Graduate Student Researcher University of Pittsburgh School of Medicine, United States
Disclosure(s):
Alexandra Cermak: No financial relationships to disclose
Introduction/Rationale: Regulatory T cells (Tregs) limit intestinal mucosal damage in inflammatory bowel disease (IBD), yet no clinical therapies currently exist to enhance Treg numbers or activity. Foundational studies have shown that fatty acids promote Treg differentiation, proliferation, and suppressive activity. Dietary fat, the largest source of fatty acids, is packaged exclusively into chylomicrons, which are secreted directly into the mesenteric lymph. We hypothesized that chylomicrons regulate intestinal Treg accumulation or function.

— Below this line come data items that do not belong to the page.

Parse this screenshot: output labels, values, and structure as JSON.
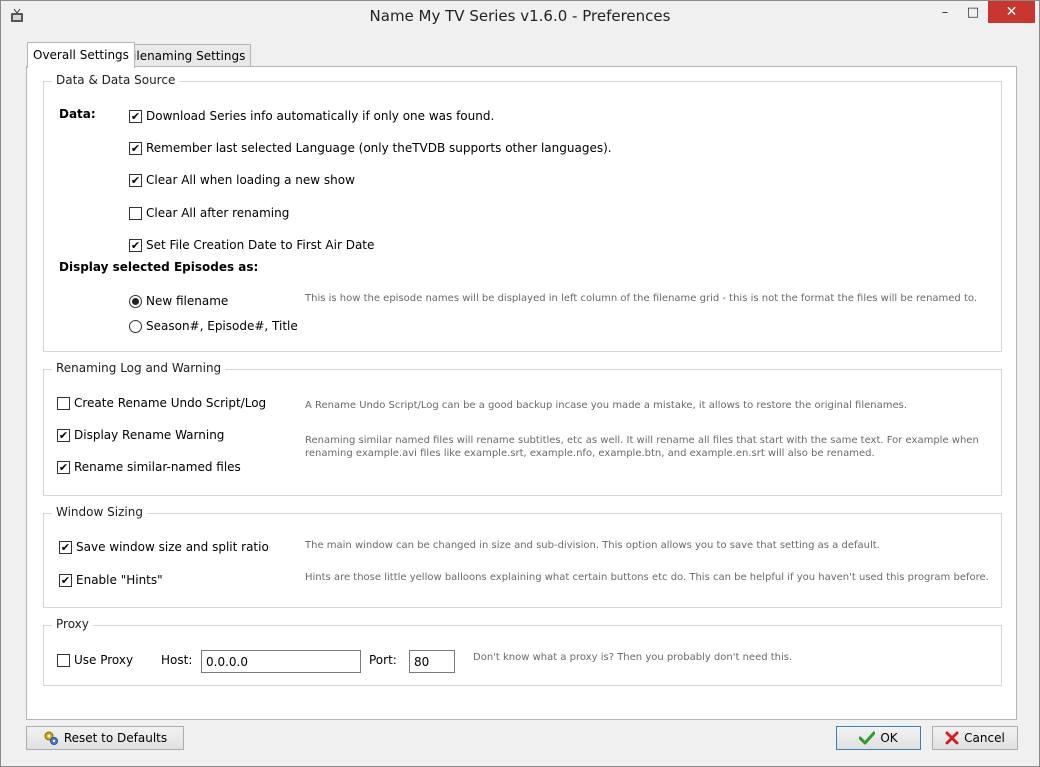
{
  "window": {
    "title": "Name My TV Series v1.6.0 - Preferences",
    "minimize": "–",
    "maximize": "□",
    "close": "✕"
  },
  "tabs": [
    {
      "label": "Overall Settings",
      "active": true
    },
    {
      "label": "Filenaming Settings",
      "active": false
    }
  ],
  "data_source": {
    "title": "Data & Data Source",
    "data_label": "Data:",
    "checks": [
      {
        "label": "Download Series info automatically if only one was found.",
        "checked": true
      },
      {
        "label": "Remember last selected Language (only theTVDB supports other languages).",
        "checked": true
      },
      {
        "label": "Clear All when loading a new show",
        "checked": true
      },
      {
        "label": "Clear All after renaming",
        "checked": false
      },
      {
        "label": "Set File Creation Date to First Air Date",
        "checked": true
      }
    ],
    "display_label": "Display selected Episodes as:",
    "radios": [
      {
        "label": "New filename",
        "selected": true
      },
      {
        "label": "Season#, Episode#, Title",
        "selected": false
      }
    ],
    "display_hint": "This is how the episode names will be displayed in left column of the filename grid - this is not the format the files will be renamed to."
  },
  "renaming": {
    "title": "Renaming Log and Warning",
    "checks": [
      {
        "label": "Create Rename Undo Script/Log",
        "checked": false
      },
      {
        "label": "Display Rename Warning",
        "checked": true
      },
      {
        "label": "Rename similar-named files",
        "checked": true
      }
    ],
    "undo_hint": "A Rename Undo Script/Log can be a good backup incase you made a mistake, it allows to restore the original filenames.",
    "similar_hint_1": "Renaming similar named files will rename subtitles, etc as well. It will rename all files that start with the same text. For example when",
    "similar_hint_2": "renaming example.avi files like example.srt, example.nfo, example.btn, and example.en.srt will also be renamed."
  },
  "window_sizing": {
    "title": "Window Sizing",
    "checks": [
      {
        "label": "Save window size and split ratio",
        "checked": true
      },
      {
        "label": "Enable \"Hints\"",
        "checked": true
      }
    ],
    "save_hint": "The main window can be changed in size and sub-division. This option allows you to save that setting as a default.",
    "hints_hint": "Hints are those little yellow balloons explaining what certain buttons etc do. This can be helpful if you haven't used this program before."
  },
  "proxy": {
    "title": "Proxy",
    "use_label": "Use Proxy",
    "use_checked": false,
    "host_label": "Host:",
    "host_value": "0.0.0.0",
    "port_label": "Port:",
    "port_value": "80",
    "hint": "Don't know what a proxy is? Then you probably don't need this."
  },
  "buttons": {
    "reset": "Reset to Defaults",
    "ok": "OK",
    "cancel": "Cancel"
  },
  "check_glyph": "✔"
}
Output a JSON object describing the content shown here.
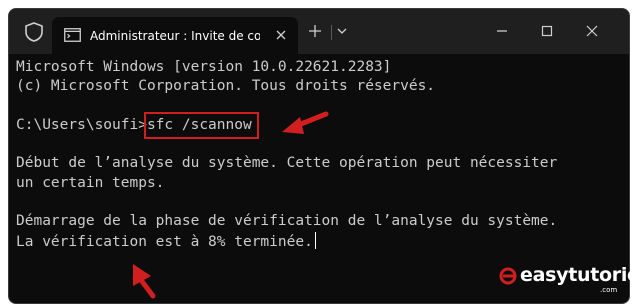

Methods: We cannulated mesenteric lymph from mice, from which we isolated chylomicrons for Treg culture. Analyses of Treg metabolism include radiolabeled tracers, quantitative beta-oxidation assays, and seahorse metabolic flux assays. The mouse models we used are: huAPOC3 transgenic mouse models, which overexpresses huAPOC3 under the human promoter; low density lipoprotein receptor (LDLr) knockout mice; APOC3 knockout mice; and littermate and/or appropriate C57BL6 WT controls. Colitis was modeled with both dextran sodium sulfate (DSS) and T cell transfer colitis in Rag-1 knockouts. All lymphocyte population counting and cytokine staining were conducted via flow cytometry.
Results: We found that Tregs are capable of endocytosing chylomicron lipids and that chylomicron-derived lipids impair Treg survival. Conversely, reducing chylomicron lipid uptake in vivo—via APOC3 overexpression or Treg-specific LDL receptor knockout—enhance Treg accumulation in the colon and protect mice from colitis. Mechanistically, we discovered that chylomicrons instigate Treg apoptosis, which can be reversed by blocking lipid uptake through excess APOC3. In vivo, these mechanisms can be exploited to protect mice from multiple models of colitis.
Conclusion: Our study shows that chylomicrons and their lipids are an underappreciated regulator of Tregs in the gut and suggests that postprandial chylomicron metabolism may be a novel target for regulating Treg accumulation in the intestine.